There is no merit in the contention that Congress, by amending the statute in other respects while the Board was operating under its old policy, intended to freeze that policy into law, forbidding any other practice. Something more than congressional inaction is ordinarily required to warrant such an inference. The contention disregards the fact that Congress had deliberately left the Board with broad discretion to fashion remedies under the Act. Phelps Dodge Corp. v. N.L.R.B., supra. Next, it ignores the teaching of N.L.R.B. v. Seven-Up Bottling Co., supra, in which the Supreme Court approved a substantial change in the Board's method of computing back pay against the employer's argument that Congress having amended the statute the Board was precluded from subsequently changing the formula. And finally, it fails to take into account the strong probability that when Congress amended the Act it never even remotely considered the problem this case presents.

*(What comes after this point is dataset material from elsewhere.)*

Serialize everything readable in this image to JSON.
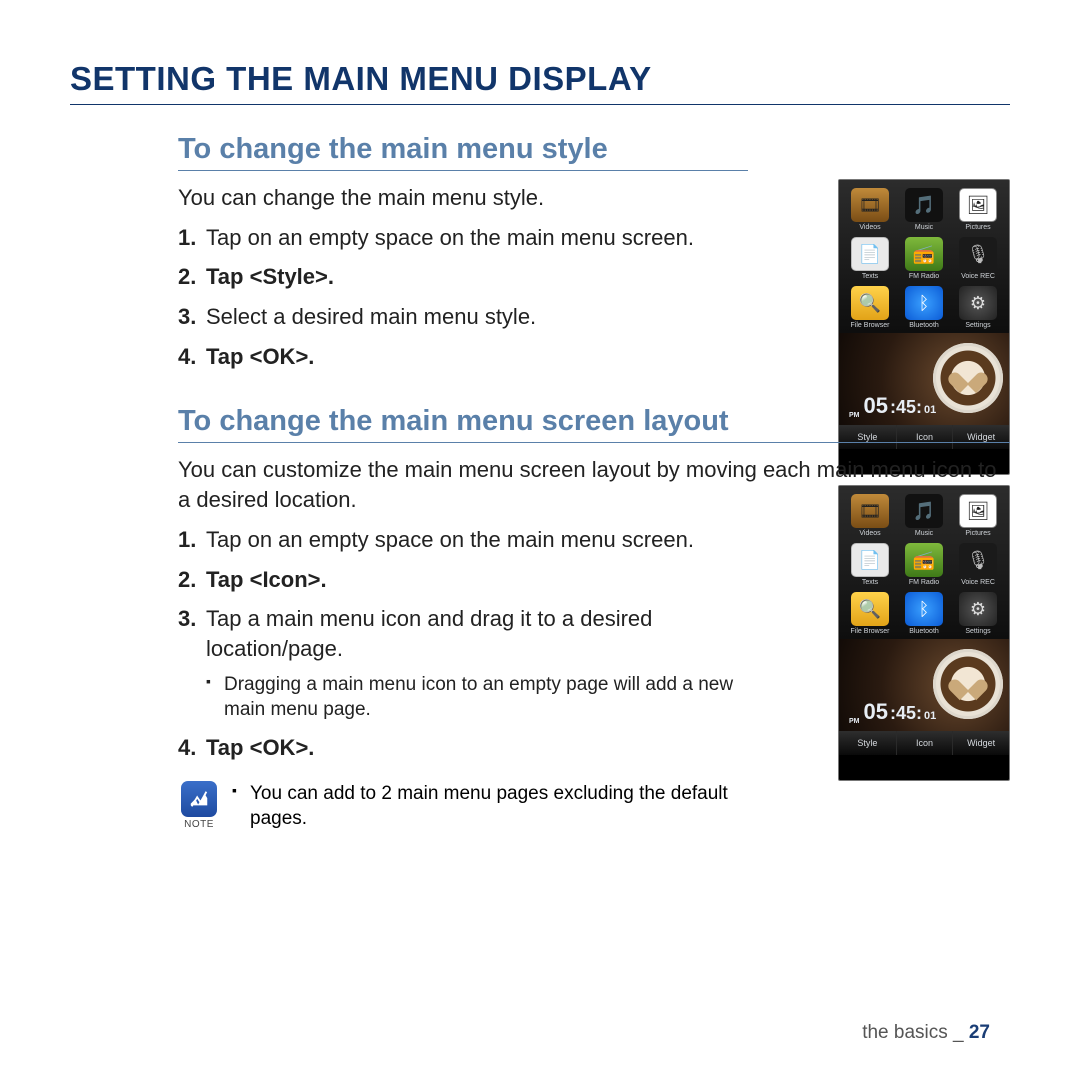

For the above reasons, and in accordance with the decisions on this point by two of our sister circuits, we sustain the award of interest as within the power of the Board. International Brotherhood of Operative Potters, A.F.L.-C.I.O. v. N.L.R.B., 320 F.2d 757 (D.C.Cir., 1963); Reserve Supply Corp. of L.I. v. N.L.R.B., 317 F.2d 785 (2d Cir., 1963).
The petition for enforcement is granted.